Viluma, no fue tradicionalista. Liberal exaltado en su juventud, fue como tantos otros de los que se asustaron de los sucesos de la Granja de 1836, cuando en realidad debieran haberse asustado con más razón de los de la Granja en 1832. Viluma no fue excepción, ya que hombres de mucho mayor fuste que él, –Larra, por ejemplo–, sintieron la misma inquietud y temor. Vio que el camino seguido había desembocado por la Constitución de 1837 al periodo de Espartero, y trató de reaccionar ante las perspectivas del mañana sombrío que se anunciaba.
Para ello Viluma presentó a Narváez un plan político, el único plan político de Viluma: Constituir dos Cámaras o Cuerpos, una compuesta de personas elevadas en dignidad y prelados, elegidas por la Corona, y otra de diputados representantes de la propiedad territorial, industrial y comercial elegida por quienes pagaran determinado tipo de contribución; Cortes o Cámaras, que tendrían su reglamento y su presidencia dados por la Corona, y cuya única misión sería votar los impuestos. Si alguien cree que esto tendía a las tradicionales Cortes de las Españas, se equivoca y no sabe lo que eran. No, esto era unas Cortes del Estatuto atenuado, cuando ni siquiera Martínez de la Rosa trataba de recordarlo. Las Cortes del Estatuto con algo de despotismo ilustrado. En fin, lo que también había ya olvidado el propio Zea Bermúdez. De la limitación de funciones reales, de la denuncia del contrafuero, de la necesidad imperiosa de intervenir en los asuntos arduos, de la concurrencia en las leyes fundamentales, del derecho de petición, del mandato imperativo, del juicio de residencia, de la libertad de los poderdantes de retirar en todo momento el mandato a sus procuradores, de cuanto todo es el espíritu de las Cortes de las Coronas de las Españas, ni huella ni mención: sólo el votar las contribuciones…
Pero el Vilumismo tenía una segunda parte: Iniciativa de las leyes en la Corona, y facultad del Gobierno para mantener el orden y sostener el imperio de la Ley. Lo primero tiende al despotismo ilustrado, porque la Corona no tiene delimitadas sus funciones, y lo segundo es lo más elemental que se puede pedir a un Gobierno.
Y éste es el tradicionalismo de Viluma. Podríamos decir que intentaba una Monarquía autoritaria. Bien. Pero esto no es tradicionalismo. Así sería tradicionalista el Segundo Imperio Francés, lo que justificaría el alborozo con que lo acogió Donoso Cortés.
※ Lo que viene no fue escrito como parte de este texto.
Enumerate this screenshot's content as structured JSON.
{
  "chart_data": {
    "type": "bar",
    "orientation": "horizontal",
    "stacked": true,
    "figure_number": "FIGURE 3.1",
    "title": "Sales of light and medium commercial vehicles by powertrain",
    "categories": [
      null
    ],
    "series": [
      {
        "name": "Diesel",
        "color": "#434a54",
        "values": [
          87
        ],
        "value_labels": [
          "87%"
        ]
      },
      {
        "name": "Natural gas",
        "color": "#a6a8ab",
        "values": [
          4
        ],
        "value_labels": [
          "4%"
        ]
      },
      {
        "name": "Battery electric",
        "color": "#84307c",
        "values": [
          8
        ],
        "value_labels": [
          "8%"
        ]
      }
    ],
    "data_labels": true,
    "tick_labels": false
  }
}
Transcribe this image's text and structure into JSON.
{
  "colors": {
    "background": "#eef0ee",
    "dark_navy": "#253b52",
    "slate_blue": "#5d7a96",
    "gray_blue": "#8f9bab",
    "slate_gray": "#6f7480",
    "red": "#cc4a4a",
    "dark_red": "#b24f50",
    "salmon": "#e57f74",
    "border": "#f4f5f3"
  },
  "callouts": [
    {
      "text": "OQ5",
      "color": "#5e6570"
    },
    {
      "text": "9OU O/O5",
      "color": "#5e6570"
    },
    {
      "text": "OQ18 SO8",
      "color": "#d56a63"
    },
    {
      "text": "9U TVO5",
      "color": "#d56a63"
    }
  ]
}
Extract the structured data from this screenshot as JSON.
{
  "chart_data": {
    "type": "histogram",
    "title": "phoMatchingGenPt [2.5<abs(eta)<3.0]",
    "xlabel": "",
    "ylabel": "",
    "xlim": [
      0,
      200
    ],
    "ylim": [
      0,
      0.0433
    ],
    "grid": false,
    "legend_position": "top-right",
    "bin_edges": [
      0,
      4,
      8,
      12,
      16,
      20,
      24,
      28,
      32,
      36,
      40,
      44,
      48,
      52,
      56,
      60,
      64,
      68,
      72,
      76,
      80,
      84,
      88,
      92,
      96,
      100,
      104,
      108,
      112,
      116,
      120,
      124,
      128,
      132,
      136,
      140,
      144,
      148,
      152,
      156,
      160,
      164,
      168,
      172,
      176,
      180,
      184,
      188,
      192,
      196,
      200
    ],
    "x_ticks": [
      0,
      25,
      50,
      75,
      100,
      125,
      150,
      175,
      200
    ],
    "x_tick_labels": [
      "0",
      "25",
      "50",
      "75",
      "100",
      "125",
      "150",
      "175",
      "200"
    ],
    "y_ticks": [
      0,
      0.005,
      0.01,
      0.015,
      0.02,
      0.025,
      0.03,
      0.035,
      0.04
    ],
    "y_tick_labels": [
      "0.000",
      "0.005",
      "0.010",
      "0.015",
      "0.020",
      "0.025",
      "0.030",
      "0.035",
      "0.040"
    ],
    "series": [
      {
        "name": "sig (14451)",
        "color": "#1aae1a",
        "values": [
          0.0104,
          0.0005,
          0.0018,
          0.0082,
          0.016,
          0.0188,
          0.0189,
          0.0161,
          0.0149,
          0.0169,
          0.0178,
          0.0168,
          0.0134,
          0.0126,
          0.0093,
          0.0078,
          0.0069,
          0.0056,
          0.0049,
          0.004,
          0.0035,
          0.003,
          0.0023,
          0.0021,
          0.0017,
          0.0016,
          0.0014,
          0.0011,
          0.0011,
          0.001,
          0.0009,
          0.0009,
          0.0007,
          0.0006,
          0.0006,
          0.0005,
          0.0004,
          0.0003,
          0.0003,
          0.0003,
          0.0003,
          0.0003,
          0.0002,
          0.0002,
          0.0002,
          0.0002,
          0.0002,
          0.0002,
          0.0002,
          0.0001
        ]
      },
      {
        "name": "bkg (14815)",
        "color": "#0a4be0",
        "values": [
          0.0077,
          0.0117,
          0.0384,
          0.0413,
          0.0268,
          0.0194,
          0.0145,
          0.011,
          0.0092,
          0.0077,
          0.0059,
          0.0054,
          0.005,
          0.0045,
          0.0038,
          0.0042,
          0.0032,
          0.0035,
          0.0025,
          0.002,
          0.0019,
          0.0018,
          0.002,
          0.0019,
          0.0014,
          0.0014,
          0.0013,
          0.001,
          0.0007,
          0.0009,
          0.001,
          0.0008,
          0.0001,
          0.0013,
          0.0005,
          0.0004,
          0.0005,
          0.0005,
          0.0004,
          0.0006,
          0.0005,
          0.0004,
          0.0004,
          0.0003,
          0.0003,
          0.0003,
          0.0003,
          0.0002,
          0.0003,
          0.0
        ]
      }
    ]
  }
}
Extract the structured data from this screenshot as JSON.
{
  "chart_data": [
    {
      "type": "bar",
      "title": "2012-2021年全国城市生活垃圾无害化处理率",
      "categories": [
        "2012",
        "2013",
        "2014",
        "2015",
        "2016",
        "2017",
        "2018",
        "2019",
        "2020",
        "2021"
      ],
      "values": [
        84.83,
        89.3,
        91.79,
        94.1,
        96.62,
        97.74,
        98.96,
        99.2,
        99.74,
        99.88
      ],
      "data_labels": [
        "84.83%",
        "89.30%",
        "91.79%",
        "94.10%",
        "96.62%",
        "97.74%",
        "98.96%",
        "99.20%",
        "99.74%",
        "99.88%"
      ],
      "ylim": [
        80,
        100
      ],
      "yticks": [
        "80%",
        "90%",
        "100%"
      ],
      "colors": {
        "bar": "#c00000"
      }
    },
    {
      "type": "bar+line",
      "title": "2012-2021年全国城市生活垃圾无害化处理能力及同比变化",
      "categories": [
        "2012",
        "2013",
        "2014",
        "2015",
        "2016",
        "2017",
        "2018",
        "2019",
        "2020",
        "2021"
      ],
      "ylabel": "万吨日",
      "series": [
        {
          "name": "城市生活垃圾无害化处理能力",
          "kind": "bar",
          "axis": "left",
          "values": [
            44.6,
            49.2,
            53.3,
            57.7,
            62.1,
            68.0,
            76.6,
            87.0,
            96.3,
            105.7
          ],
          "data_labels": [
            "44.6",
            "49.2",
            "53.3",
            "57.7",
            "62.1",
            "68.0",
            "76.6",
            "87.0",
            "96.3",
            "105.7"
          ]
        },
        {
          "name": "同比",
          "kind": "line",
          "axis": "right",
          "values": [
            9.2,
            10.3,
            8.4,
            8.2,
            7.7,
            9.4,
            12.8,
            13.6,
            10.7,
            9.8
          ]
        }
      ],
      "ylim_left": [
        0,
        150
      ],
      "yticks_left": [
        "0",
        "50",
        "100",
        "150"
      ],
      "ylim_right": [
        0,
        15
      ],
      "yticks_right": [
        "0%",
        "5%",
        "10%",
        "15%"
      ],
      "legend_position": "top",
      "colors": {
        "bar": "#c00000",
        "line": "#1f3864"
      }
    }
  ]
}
Ni es tradicionalismo tampoco el despotismo ilustrado, por mucho que se intente buscar su ascendencia, no ya en Carlos III, sino en la Corte del Rey Sol. Se huía del constitucionalismo tipo 1837 sin recaer en el enterrado doceañismo, y se huía del absolutismo fernandino. Pero no era entrar en la vereda del tradicionalismo.
Esta atribución se debe a un error muy importante. Se considera la existencia de un tradicionalismo cultural, se considera un tradicionalismo político, pero se olvida el tradicionalismo institucional, ya que son las instituciones las que señalan una norma y dirección del pueblo. Instituciones que, como ya señaló el Conde de Montemolín, no podían todas renacer. Porque su finalidad histórica se había conseguido, pero las fundamentales debían adaptarse, como decía más tarde Carlos VII. Tradicionalismo no de sentimientos, ni de un par de principios fundamentales, Religión y Monarquía, sino de las Instituciones, cuerpos del Estado y Cuerpos de la sociedad, en su lógica y normal adaptación a las exigencias del desarrollo económico de los pueblos y el progreso de las ciencias… Es decir, que el Tradicionalismo, no es una elucubración literaria ni histórica, sino una evolución constante y un desarrollo continuado, porque conserva, como base inquebrantable, los postulados propios de nuestro pasado. Y esto, como han podido todos comprender, no tiene nada que ver con el Vilumismo.
Luego debió recibir un poco de influencia tradicionalista, pero ligera y superficial; cuando se encontró con la actividad de Balmes. Los dos llegaban al mismo fin y sin embargo tenían objetivos distintos: en Viluma, consolidar el Trono de su Reina, atraer a los carlistas para que fueran sus mejores defensores. Y para ello el matrimonio con el Conde de Montemolín. Balmes va a colocar en el trono a la dinastía desterrada. Él restaura la legitimidad, pero no quiere que sea por la ruta de las contiendas; para ello el matrimonio de la Reina con el Rey legítimo. Y como es necesario hacer concesiones, ambos reinarán como los Reyes Católicos reinaron después de la Concordia de Segovia. Pero en Viluma no hay reconocimiento de la Legitimidad de la dinastía carlista, y, ni siquiera esto, recoge del tradicionalismo carlista: para él la Reina era Isabel, la Pragmática de 1830 era legítima y la dinastía carlista, unos rebeldes a la Soberana. Sólo la necesidad de consolidar el trono, libertarlo de la revolución, le hacía aceptar a los carlistas.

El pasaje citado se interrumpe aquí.